J'étais resté jusqu'à une heure dans la bibliothèque, où je m'étais mis à mon aise, et j'avais passé mon temps non pas à m'ennuyer selon la mode, sans occupation déterminée, en tirant du rayon tel ou tel livre, en le parcourant et le remettant en place; mais bien à commencer un petit ouvrage dont j'avais apporté les matériaux avec moi, ouvrage que je pouvais abandonner à tout instant, mais qui me souriait assez pour que je m'en occupasse avec intérêt.

Je descendis et fut salué par mon amphitryon du titre de savant qui avait passé toute la matinée le nez dans les livres; sottises que tout cela! Monsieur Kegge consentait à être un dromadaire s'il ne se fût pas endormi à ma place.

Henriette entra; elle paraissait extraordinairement contente et joyeuse, et tenait à la main un petit billet de couleur violette, qu'on eût dit qu'elle venait de recevoir à l'instant.

—Mon enfant, lui dit monsieur Kegge, tu sors ce soir, entends-tu?

—Et pour où aller, papa? demanda Henriette,

—Chez le cousin de Groot, mon cœur! pour dorer.

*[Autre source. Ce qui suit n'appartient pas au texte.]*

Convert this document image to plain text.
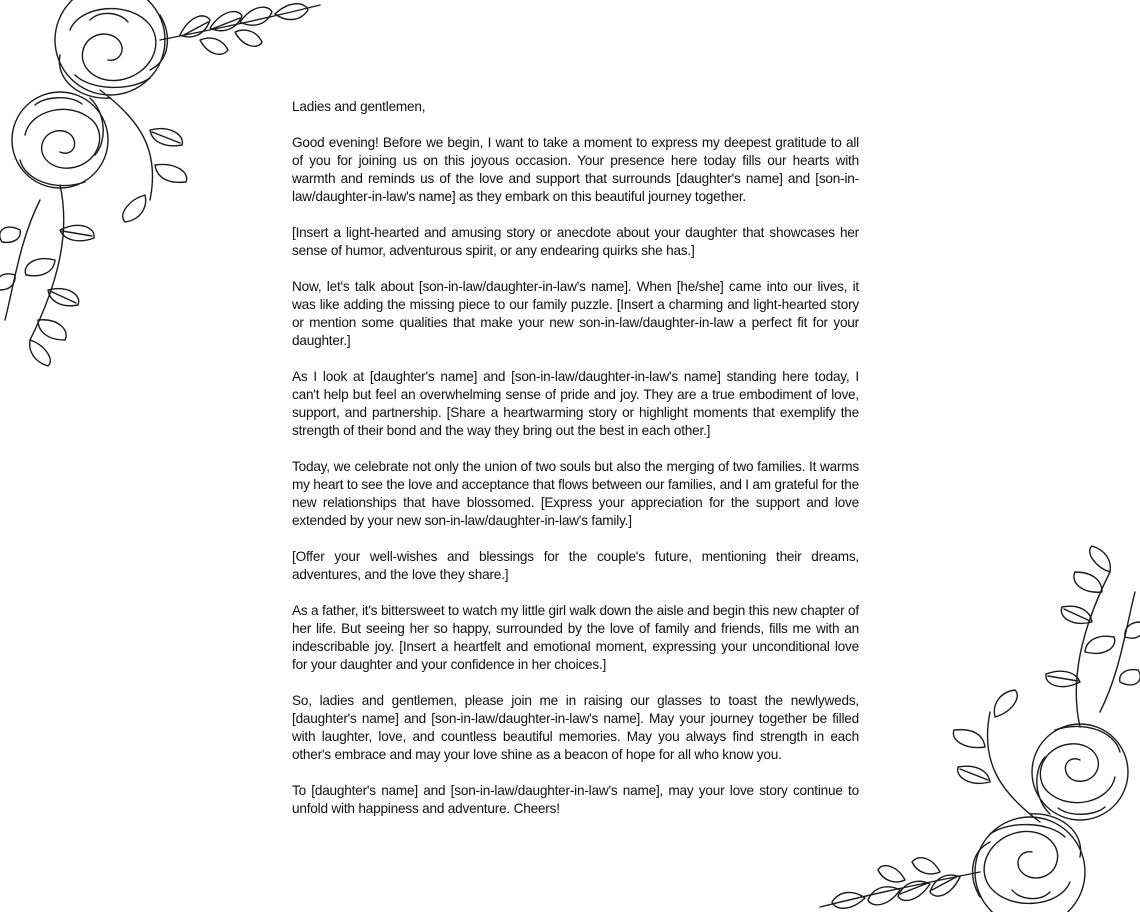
Ladies and gentlemen,

Good evening! Before we begin, I want to take a moment to express my deepest gratitude to all of you for joining us on this joyous occasion. Your presence here today fills our hearts with warmth and reminds us of the love and support that surrounds [daughter's name] and [son-in-law/daughter-in-law's name] as they embark on this beautiful journey together.

[Insert a light-hearted and amusing story or anecdote about your daughter that showcases her sense of humor, adventurous spirit, or any endearing quirks she has.]

Now, let's talk about [son-in-law/daughter-in-law's name]. When [he/she] came into our lives, it was like adding the missing piece to our family puzzle. [Insert a charming and light-hearted story or mention some qualities that make your new son-in-law/daughter-in-law a perfect fit for your daughter.]

As I look at [daughter's name] and [son-in-law/daughter-in-law's name] standing here today, I can't help but feel an overwhelming sense of pride and joy. They are a true embodiment of love, support, and partnership. [Share a heartwarming story or highlight moments that exemplify the strength of their bond and the way they bring out the best in each other.]

Today, we celebrate not only the union of two souls but also the merging of two families. It warms my heart to see the love and acceptance that flows between our families, and I am grateful for the new relationships that have blossomed. [Express your appreciation for the support and love extended by your new son-in-law/daughter-in-law's family.]

[Offer your well-wishes and blessings for the couple's future, mentioning their dreams, adventures, and the love they share.]

As a father, it's bittersweet to watch my little girl walk down the aisle and begin this new chapter of her life. But seeing her so happy, surrounded by the love of family and friends, fills me with an indescribable joy. [Insert a heartfelt and emotional moment, expressing your unconditional love for your daughter and your confidence in her choices.]

So, ladies and gentlemen, please join me in raising our glasses to toast the newlyweds, [daughter's name] and [son-in-law/daughter-in-law's name]. May your journey together be filled with laughter, love, and countless beautiful memories. May you always find strength in each other's embrace and may your love shine as a beacon of hope for all who know you.

To [daughter's name] and [son-in-law/daughter-in-law's name], may your love story continue to unfold with happiness and adventure. Cheers!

—Pour quoi? demanda Henriette dont le visage se rembrunit.

—Pour dorer les gâteaux! dit le père. Saperlotte, j'ai fait tout cela aussi dans mon jeune temps: j'ai doré des hommes, des femmes, des cochons, des lits, Adam et Eve, des vaisseaux, enfin tout le tremblement! Ne sais-tu pas que nous touchons à la saint Nicolas?

—Moi, dorer des gâteaux chez les de Groot, papa! c'est impossible; je vous en remercie. Non, vraiment, grand merci, dit Henriette d'un ton résolu, je n'en ferai rien.

—C'est fort bien, ma chère fille, dit monsieur Kegge; mais j'ai accepté pour toi et tu ne peux t'en dispenser; c'est toute une partie de dames.

—Et quelles dames viendraient chez les de Groot? demanda la belle ironiquement.

—Est-ce que je le sais, mademoiselle Henriette? dit le père en ôtant d'une façon plaisante, bien qu'avec un visible embarras, le bonnet qu'il portait à cause de la place vide que nous avons signalée sur son cuir chevelu; je veux être un vanneau si je les connais. Ton cousin m'en a nommé plusieurs: mademoiselle Riet, mademoiselle Bekker, mademoiselle ci et çà; il dit que ce sont des jeunes personnes tout à fait comme il faut.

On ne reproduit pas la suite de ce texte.